5 Reasons Why I Would Never Switch To Firefox
Although the popularity of Mozilla Firefox is uncontestable, it is certainly not the one that should dominate the scene when it comes to performance and interface.
There are many other options out there apart from Firefox that one might want to switch over to. In my opinion, Google Chrome is far superior to Firefox on these grounds. Here are some of the shortcomings of Firefox browser that one might want to look into.
Although the latest version of Firefox i.e. Firefox 4.0 has evolved from the original version in a great way, it cannot deliver the much-desired flexibility with its tabs. One can easily drag, merge and rearrange the Google Chrome tabs. Also, the latest Australis theme on Firefox with its light colors and curved tabs resembles the Chrome in a lot of ways. It seems the entire Australis interface is a borrowed concept from Chrome.

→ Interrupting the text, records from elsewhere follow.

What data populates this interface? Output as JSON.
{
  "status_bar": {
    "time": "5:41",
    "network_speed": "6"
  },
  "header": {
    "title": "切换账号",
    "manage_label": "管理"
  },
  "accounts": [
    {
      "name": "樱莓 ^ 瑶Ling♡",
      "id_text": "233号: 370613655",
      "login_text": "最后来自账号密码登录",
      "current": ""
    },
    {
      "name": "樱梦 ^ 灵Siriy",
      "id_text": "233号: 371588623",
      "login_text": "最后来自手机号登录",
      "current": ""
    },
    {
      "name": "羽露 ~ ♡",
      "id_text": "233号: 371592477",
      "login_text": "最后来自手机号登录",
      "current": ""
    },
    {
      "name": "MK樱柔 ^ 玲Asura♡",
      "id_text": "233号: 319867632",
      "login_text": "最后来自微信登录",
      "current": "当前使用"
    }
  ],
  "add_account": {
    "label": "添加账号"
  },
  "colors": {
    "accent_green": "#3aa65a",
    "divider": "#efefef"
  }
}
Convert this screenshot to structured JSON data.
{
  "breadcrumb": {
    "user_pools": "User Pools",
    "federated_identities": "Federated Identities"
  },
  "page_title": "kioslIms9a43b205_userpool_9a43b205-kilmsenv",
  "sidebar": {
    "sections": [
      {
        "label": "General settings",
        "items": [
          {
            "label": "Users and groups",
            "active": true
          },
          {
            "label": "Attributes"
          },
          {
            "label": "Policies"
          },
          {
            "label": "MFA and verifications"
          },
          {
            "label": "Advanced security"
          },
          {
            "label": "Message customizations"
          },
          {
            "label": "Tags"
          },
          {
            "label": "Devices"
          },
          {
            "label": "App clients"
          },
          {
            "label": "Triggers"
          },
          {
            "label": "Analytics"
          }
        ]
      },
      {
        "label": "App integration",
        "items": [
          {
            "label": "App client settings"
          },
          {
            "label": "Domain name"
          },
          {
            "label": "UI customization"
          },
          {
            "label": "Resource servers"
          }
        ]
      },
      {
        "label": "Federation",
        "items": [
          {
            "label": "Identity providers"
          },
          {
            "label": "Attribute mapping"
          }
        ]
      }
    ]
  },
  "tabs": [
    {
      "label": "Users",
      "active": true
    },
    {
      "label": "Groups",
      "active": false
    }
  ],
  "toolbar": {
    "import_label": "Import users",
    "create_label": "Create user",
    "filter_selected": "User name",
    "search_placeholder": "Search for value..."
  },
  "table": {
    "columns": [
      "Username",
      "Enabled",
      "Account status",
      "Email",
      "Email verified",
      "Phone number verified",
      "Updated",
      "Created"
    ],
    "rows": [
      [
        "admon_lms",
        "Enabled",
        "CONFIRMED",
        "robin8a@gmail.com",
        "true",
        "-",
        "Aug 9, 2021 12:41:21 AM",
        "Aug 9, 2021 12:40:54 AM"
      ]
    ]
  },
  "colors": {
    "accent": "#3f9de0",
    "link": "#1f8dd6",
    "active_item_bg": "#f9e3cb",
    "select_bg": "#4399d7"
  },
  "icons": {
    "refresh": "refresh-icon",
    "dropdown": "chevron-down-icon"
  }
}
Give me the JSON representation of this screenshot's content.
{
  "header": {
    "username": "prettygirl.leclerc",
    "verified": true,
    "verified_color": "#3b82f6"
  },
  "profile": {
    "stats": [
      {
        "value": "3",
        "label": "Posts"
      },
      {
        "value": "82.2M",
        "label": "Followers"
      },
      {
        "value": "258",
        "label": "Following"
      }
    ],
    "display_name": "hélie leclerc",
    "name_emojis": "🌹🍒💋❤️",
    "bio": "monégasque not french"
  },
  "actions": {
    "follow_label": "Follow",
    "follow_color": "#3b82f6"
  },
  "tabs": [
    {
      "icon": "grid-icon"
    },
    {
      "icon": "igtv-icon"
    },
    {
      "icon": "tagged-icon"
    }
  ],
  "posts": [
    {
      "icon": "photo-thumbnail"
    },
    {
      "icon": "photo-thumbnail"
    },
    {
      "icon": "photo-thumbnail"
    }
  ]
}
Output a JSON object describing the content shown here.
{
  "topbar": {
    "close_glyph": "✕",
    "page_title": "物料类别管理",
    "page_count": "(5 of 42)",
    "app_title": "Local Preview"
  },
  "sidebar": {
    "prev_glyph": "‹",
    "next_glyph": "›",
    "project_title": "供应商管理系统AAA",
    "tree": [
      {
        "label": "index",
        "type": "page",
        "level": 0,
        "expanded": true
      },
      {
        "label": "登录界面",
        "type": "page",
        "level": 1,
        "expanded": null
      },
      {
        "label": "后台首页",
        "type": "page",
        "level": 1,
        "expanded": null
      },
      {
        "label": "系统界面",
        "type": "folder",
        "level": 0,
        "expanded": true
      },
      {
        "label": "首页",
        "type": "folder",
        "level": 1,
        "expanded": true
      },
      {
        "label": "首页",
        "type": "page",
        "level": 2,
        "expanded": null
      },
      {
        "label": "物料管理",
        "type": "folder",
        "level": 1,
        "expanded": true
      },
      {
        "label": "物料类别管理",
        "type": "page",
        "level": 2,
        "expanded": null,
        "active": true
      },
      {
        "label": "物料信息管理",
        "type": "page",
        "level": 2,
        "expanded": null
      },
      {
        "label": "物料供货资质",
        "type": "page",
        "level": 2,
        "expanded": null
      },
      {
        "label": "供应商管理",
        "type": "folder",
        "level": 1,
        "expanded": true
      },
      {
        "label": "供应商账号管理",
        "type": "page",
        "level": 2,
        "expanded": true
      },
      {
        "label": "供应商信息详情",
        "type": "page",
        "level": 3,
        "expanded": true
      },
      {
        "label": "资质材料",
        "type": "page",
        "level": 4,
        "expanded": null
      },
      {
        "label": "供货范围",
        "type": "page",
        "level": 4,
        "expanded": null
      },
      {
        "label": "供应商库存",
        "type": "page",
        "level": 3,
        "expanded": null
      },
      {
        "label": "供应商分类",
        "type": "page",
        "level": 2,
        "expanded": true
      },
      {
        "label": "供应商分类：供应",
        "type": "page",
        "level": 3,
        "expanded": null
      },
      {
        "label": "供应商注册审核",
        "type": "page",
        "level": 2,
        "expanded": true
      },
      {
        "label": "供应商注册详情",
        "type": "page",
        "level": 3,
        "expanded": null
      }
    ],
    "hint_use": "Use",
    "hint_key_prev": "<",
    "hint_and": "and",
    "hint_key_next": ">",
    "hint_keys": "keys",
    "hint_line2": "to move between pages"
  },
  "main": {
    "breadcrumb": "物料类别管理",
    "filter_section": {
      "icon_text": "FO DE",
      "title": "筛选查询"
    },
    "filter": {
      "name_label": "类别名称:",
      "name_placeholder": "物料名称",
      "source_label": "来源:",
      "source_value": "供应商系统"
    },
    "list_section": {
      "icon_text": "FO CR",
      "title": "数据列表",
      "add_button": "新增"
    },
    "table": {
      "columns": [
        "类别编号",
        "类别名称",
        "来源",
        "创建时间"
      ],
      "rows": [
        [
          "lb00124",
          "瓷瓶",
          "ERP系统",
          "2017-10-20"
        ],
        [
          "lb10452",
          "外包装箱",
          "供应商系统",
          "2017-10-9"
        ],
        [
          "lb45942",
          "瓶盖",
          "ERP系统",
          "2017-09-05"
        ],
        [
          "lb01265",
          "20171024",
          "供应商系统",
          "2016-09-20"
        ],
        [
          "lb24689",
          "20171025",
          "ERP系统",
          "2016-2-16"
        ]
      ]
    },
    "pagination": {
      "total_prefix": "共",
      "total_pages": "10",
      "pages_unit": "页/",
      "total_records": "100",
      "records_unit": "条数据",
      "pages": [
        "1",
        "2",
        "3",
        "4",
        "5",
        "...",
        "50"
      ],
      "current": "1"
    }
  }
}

If you leave the Firefox browser open for one whole night, you would see the next morning that almost about 400MB RAM has been used up. To keep this situation at bay, you would have to close all the tabs and wait for long hours to have them opened again.
Chrome, on the other hand, runs every tab as an individual process. This enables the user to see how much memory a particular process is using and then close that particular tab instead of having to close all the tabs and start all over again. This is possible because of the integrated task manager in Chrome itself.
The start page of Chrome and that of Firefox differ in many respects and the most worth noticing is the easy-to-use user interface that Chrome offers. Firefox does cover up its deficiencies with add-ons such as Speed Dial but add-ons are not everyone’s cup of tea. Any user of Chrome Dev would say that Chrome outshines Firefox in this respect.
Downloading stuffs on Firefox is a nightmare. Every new download opens up in a new window and it does not make searching for downloaded stuffs any easier. And if you forget that you had been downloading something and go on for a shut down, an irritating message pops up that Firefox is downloading but would not tell you what and where. On the other hand, Google Chrome makes life easier.
As a download starts, it shows up in the status bar at the browser’s bottom part. So, if you want to open the file or the specific folder just right click on it and your job is done.
Firefox Is A Borrowed Bag
Any new feature on Firefox is already a history for Chrome. The LessChromeHDon Firefox is one such example which is a borrowed concept from Chrome’s Compact Navigation Feature. Firefox followed the footprints of Chrome’s Sync feature in its latest Firefox 4.0 version.
Even the Instant Preview concept on Firefox has been borrowed from Chrome Instant.
So, if Chrome is the original creator of many concepts that Firefox is banking upon today, then why not use the original browser? It seems many Internet users have solved this puzzle and the growing popularity of Google Chrome over the years bears testimony to the same.